Data1 . Ark
風が吹き荒れている。俺はいつまでここにいればいいんだ?
ここには今、俺以外誰もいない。あるとすれば血まみれになったエネミーの残骸だけだ。原型はもう無くなっている。
今俺がいるこの…元都市には、エネミーが所狭しといた。だが、今はもういない。俺がこの手で全滅させたからだ。これで少しは落ち着くだろう。
そう思っていたとき、耳に内蔵されたスピーカーから声が聞こえた。
『待たせてしまって申し訳ありませんでした‼緊急で他の隊員のオペレーションをしていたので…。それで、そっちは大丈夫でしたか?』
「問題ない。エネミーの情報をくれ。」
『今は、出現率0%です。一度本部に戻って来て下さいね、トワさん。』
そう言って、通信が切れた。これでやっと戻れそうだ。
改めて、俺の名前はトワ。そして、エネミー殲滅組織「アーク」に所属するアンドロイドだ。
時刻が16時を少し過ぎた頃、俺は「アーク」の本部基地に戻った。そして、それと同時にドタドタという音が聴こえてくる。
「お帰りなさい。トワさん。」
音を立てていた張本人が、そのことを気にしないかのように、微笑みながら言った。
「アリサか…。廊下を歩くときは静かにな。」
「えへへ。でも、無事に戻ってきて良かったです。」
俺がアリサと呼んだこの女は、クローンで「アーク」のオペレーターである。
「アーク」は基本、戦闘員はアンドロイド、オペレーターなどのサポートの係りはクローンといった割振りになっている。その理由は単純で、「アンドロイドは大破しても問題ないが、クローンは死んだらどうにもならない。」からである。
話はアリサとの会話に戻る。
「そういえば、緊急で他の隊員にあたっていたって言っていたな。何かあったのか。」
「新人隊員の機体が、エネミーの攻撃で大破したんです。その場にいた隊員に、退散の連絡をしていました。」
…どうも腑に落ちなかった。俺たちアンドロイドは、拳銃やマシンガンなどといった銃火器を、基本として扱っている。何故大破したのかを訊いた。
「なんか、調子に乗ったって言ってましたよ。」
「ハァ?どういうことだ。」
「入隊試験の成績が少し良かったのを理由に、近接用の武具を使ってたみたいなんです。」
「そいつは…、新人って言っていたな…。そんな奴がどうしてそれを?」
「そこまではまだ分かんないです。でも、数週間前にいくつか近接用武具が無くなっていたっていう情報がありました。」
「それが関連してしていると思っているのか?」
「…おそらくは。」
呆れてものが言えなかった。この組織も随分とナメられたものだと、俺は思っていた。
一度アリサと別れ、俺は休憩所へと向かった。この場所は普段は、隊員やサポートの面々の出入りが激しいが、今回はやけに少なく感じた。
椅子に腰かけた直後、「トワ。」と俺を呼ぶ女の声がした。振り返るとそこには、見慣れた奴が立っていた。
「随分息が上がっているようね。あんまり無理しないようにしなさいよ。」
「分かっている。余計な口を出さないでもらおうか。」
「強がってるわね。フフフ…。」
この女の名はルキナ。俺の同僚であり、そして幼馴染である。同じ研究所で、3日ほど目覚めるときが違っているこそあるが、幼馴染であることは間違いないだろう。

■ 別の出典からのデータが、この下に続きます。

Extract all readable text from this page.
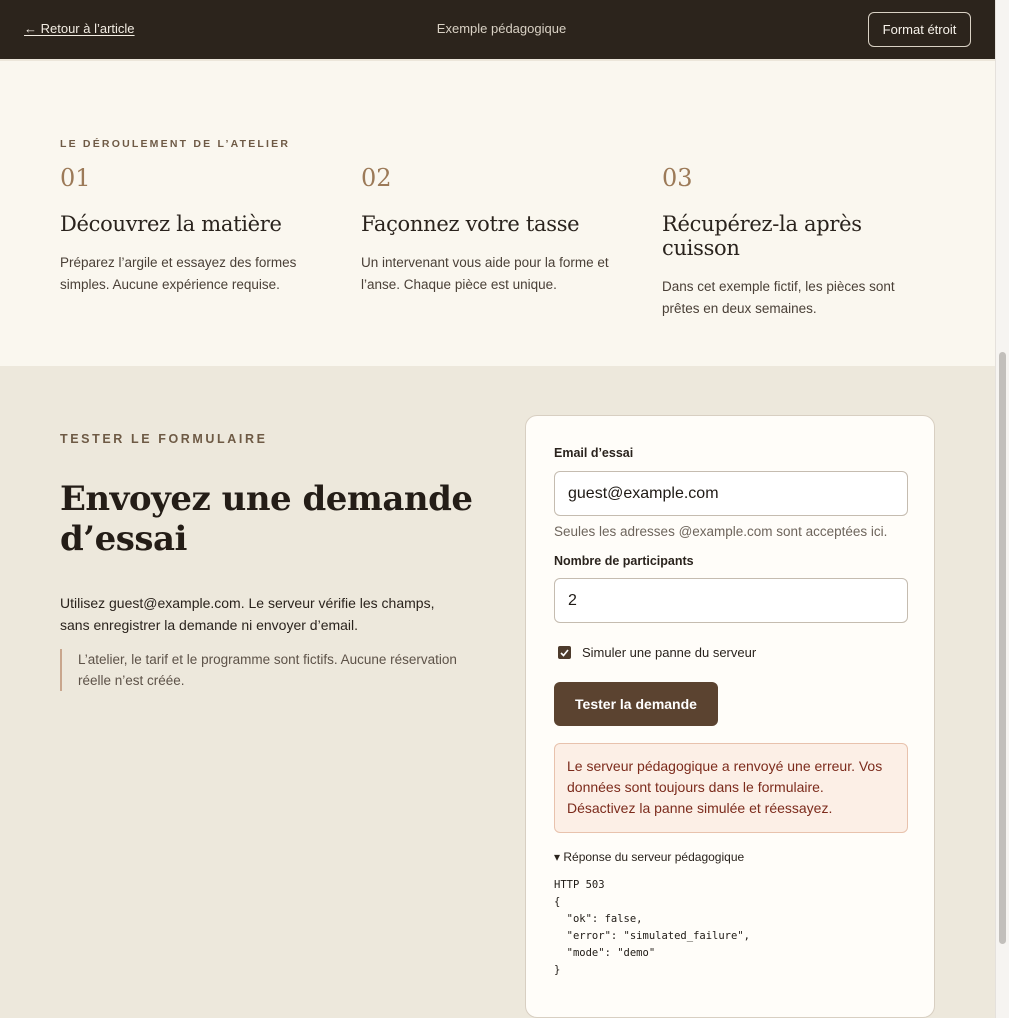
← Retour à l’article	Exemple pédagogique	Format étroit
LE DÉROULEMENT DE L’ATELIER
01
Découvrez la matière
Préparez l’argile et essayez des formes simples. Aucune expérience requise.
02
Façonnez votre tasse
Un intervenant vous aide pour la forme et l’anse. Chaque pièce est unique.
03
Récupérez-la après cuisson
Dans cet exemple fictif, les pièces sont prêtes en deux semaines.
TESTER LE FORMULAIRE
Envoyez une demande d’essai

Utilisez guest@example.com. Le serveur vérifie les champs, sans enregistrer la demande ni envoyer d’email.

L’atelier, le tarif et le programme sont fictifs. Aucune réservation réelle n’est créée.

Email d’essai
guest@example.com
Seules les adresses @example.com sont acceptées ici.
Nombre de participants
2
Simuler une panne du serveur
Tester la demande
Le serveur pédagogique a renvoyé une erreur. Vos données sont toujours dans le formulaire. Désactivez la panne simulée et réessayez.
▾ Réponse du serveur pédagogique
HTTP 503
{
"ok": false,
"error": "simulated_failure",
"mode": "demo"
}
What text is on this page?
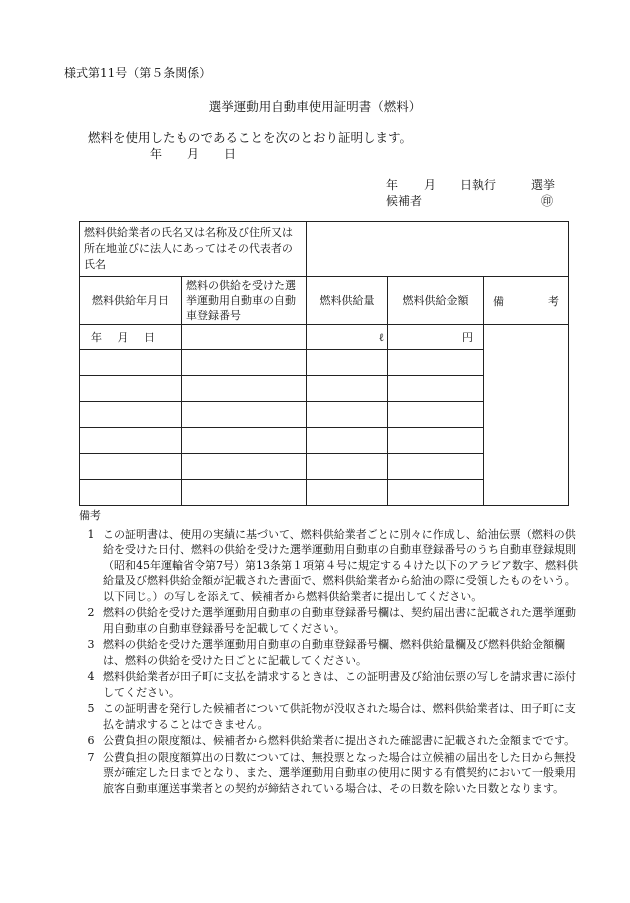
様式第11号（第５条関係）
選挙運動用自動車使用証明書（燃料）
燃料を使用したものであることを次のとおり証明します。
年 月 日
年 月 日執行	選挙
候補者	㊞
燃料供給業者の氏名又は名称及び住所又は所在地並びに法人にあってはその代表者の氏名				
燃料供給年月日	燃料の供給を受けた選挙運動用自動車の自動車登録番号	燃料供給量	燃料供給金額	備 考

年 月 日		ℓ	円	

備考
1 この証明書は、使用の実績に基づいて、燃料供給業者ごとに別々に作成し、給油伝票（燃料の供給を受けた日付、燃料の供給を受けた選挙運動用自動車の自動車登録番号のうち自動車登録規則（昭和45年運輸省令第7号）第13条第１項第４号に規定する４けた以下のアラビア数字、燃料供給量及び燃料供給金額が記載された書面で、燃料供給業者から給油の際に受領したものをいう。以下同じ。）の写しを添えて、候補者から燃料供給業者に提出してください。
2 燃料の供給を受けた選挙運動用自動車の自動車登録番号欄は、契約届出書に記載された選挙運動用自動車の自動車登録番号を記載してください。
3 燃料の供給を受けた選挙運動用自動車の自動車登録番号欄、燃料供給量欄及び燃料供給金額欄は、燃料の供給を受けた日ごとに記載してください。
4 燃料供給業者が田子町に支払を請求するときは、この証明書及び給油伝票の写しを請求書に添付してください。
5 この証明書を発行した候補者について供託物が没収された場合は、燃料供給業者は、田子町に支払を請求することはできません。
6 公費負担の限度額は、候補者から燃料供給業者に提出された確認書に記載された金額までです。
7 公費負担の限度額算出の日数については、無投票となった場合は立候補の届出をした日から無投票が確定した日までとなり、また、選挙運動用自動車の使用に関する有償契約において一般乗用旅客自動車運送事業者との契約が締結されている場合は、その日数を除いた日数となります。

「そーいえば、なんか新人の子が大破した状態で担ぎ込まれてきたけど…。なんか知ってる?」
「ああ…アレか。アリサから話を聴いた。」
そうして、俺はルキナにその出来事をすべて話した。くだらん事だと思いつつも、最初から最後までを。
話終わり、ルキナの様子を見ると、こいつは腹をかかえて大爆笑していた。
「なるほど、要はそいつは自分はやれるってとこ見せたかったのね。…フフッ。」
「近接用武具はA級隊員の特権なんだがな…。扱いを間違えれば自分の首を絞めることになる。」
「まあ、あんたは一応武具は銃剣型だし…、後輩たちにとってはいい手本よ。」
「その代わり頭使わなければ駄目だ。俺にもアレはまだ扱いきれん。」
「…あんたが言うセリフ?」
ちょうどそのとき、けたたましいサイレンの音が鳴り響いた。どうやら休息もここまでらしい。
俺とルキナは、オペレーター室へと向かった。
…嵐の前の静けさとはこういうことだったのだろうか。俺たちはその後、思いもよらぬ出来事を目の当たりにすることとなる。